A Little Bit Back To Normal

Life is getting a little bit back to normal, yet I am still sad. This morning Carter flew back to Boston with Russ taking her to the airport at 4:40 in the morning. It was sad not to have her around today, but she has lots to do to graduate this semester so throwing in all these funerals and celebrations of life and it means she is flying back and forth a lot.

Russ flew off to Annapolis this afternoon for a work meeting for the next few days. I went to work in the memorial garden for garden club this morning. It was real normalcy for me. Only six people showed up so I got a lot of digging in and doing that kind of work is good for the soul.

I went back to teach a night Mah Jongg class in Raliegh today. Had a group of 12 new students who caught on fairly quickly. Teaching at night is not my best teaching, but getting back into a routine is good for me. In between those people activities I did a lot of planning work on my Dad’s services and parties. He loved to throw a party and I wish he had planned all these things, but that would have meant he knew he was not invincible.
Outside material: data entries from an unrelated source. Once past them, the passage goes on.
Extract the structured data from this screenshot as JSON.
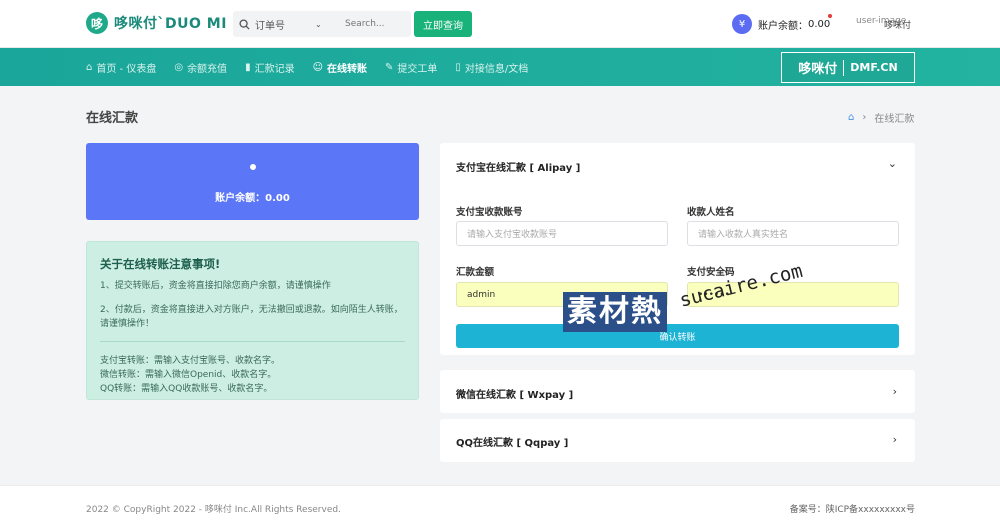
{
  "header": {
    "logo_mark": "哆",
    "logo_text": "哆咪付`DUO MI FU",
    "search_select": "订单号",
    "search_placeholder": "Search...",
    "query_button": "立即查询",
    "balance_label": "账户余额：",
    "balance_value": "0.00",
    "user_image_alt": "user-image",
    "user_name": "哆咪付"
  },
  "nav": {
    "items": [
      {
        "label": "首页 - 仪表盘",
        "icon": "home-icon"
      },
      {
        "label": "余额充值",
        "icon": "recharge-icon"
      },
      {
        "label": "汇款记录",
        "icon": "chart-icon"
      },
      {
        "label": "在线转账",
        "icon": "transfer-icon"
      },
      {
        "label": "提交工单",
        "icon": "edit-icon"
      },
      {
        "label": "对接信息/文档",
        "icon": "document-icon"
      }
    ],
    "brand_name": "哆咪付",
    "brand_domain": "DMF.CN"
  },
  "page": {
    "title": "在线汇款",
    "breadcrumb_current": "在线汇款"
  },
  "balance_card": {
    "label": "账户余额：0.00"
  },
  "notice": {
    "title": "关于在线转账注意事项!",
    "item1": "1、提交转账后，资金将直接扣除您商户余额，请谨慎操作",
    "item2": "2、付款后，资金将直接进入对方账户，无法撤回或退款。如向陌生人转账，请谨慎操作！",
    "alipay": "支付宝转账：需输入支付宝账号、收款名字。",
    "wechat": "微信转账：需输入微信Openid、收款名字。",
    "qq": "QQ转账：需输入QQ收款账号、收款名字。"
  },
  "alipay_panel": {
    "title": "支付宝在线汇款 [ Alipay ]",
    "account_label": "支付宝收款账号",
    "account_placeholder": "请输入支付宝收款账号",
    "name_label": "收款人姓名",
    "name_placeholder": "请输入收款人真实姓名",
    "amount_label": "汇款金额",
    "amount_value": "admin",
    "pwd_label": "支付安全码",
    "pwd_value": "••••••",
    "confirm_label": "确认转账"
  },
  "wechat_panel": {
    "title": "微信在线汇款 [ Wxpay ]"
  },
  "qq_panel": {
    "title": "QQ在线汇款 [ Qqpay ]"
  },
  "footer": {
    "copyright": "2022 © CopyRight 2022 - 哆咪付 Inc.All Rights Reserved.",
    "icp": "备案号：陕ICP备xxxxxxxxx号"
  },
  "watermark": {
    "text": "素材熱",
    "url": "sucaire.com"
  }
}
One thing hit me today as I was driving by a house in my neighborhood that my father had commented on a few months ago. He asked me if this particular house was abandoned. I laughed and said, no that it actually had been recently renovated. His comment back was, “Those people were robbed.” I really wish my Dad was with me today because as I drove by the same house I noticed some tiny trees, really barley sticks, that had been haphazardly planted a while ago in the front yard and they still had the big white paper tags attached with elastic to one of the two tiny branches of each trees. My father would have gotten a big laugh at these people for not bothering to remove the tags as well as not planning their landscaping any better. I know my response would have been to him, “What do you expect from an abandoned house?” He would have just said, “dopes.”

I do miss sharing the absurd with my Dad. We had the same sense of humor. He particularly did not have any patience for dopes. When Carter and I were up at my mom’s on Friday we came across brand new t-shirt in my Dad’s closet. It said on it. “I will try and be nicer if you try and be smarter.” I really wish I could ask him if he bought it or it was given to him because there is no truer statement about him.

Even my normal days still remind me of my Dad.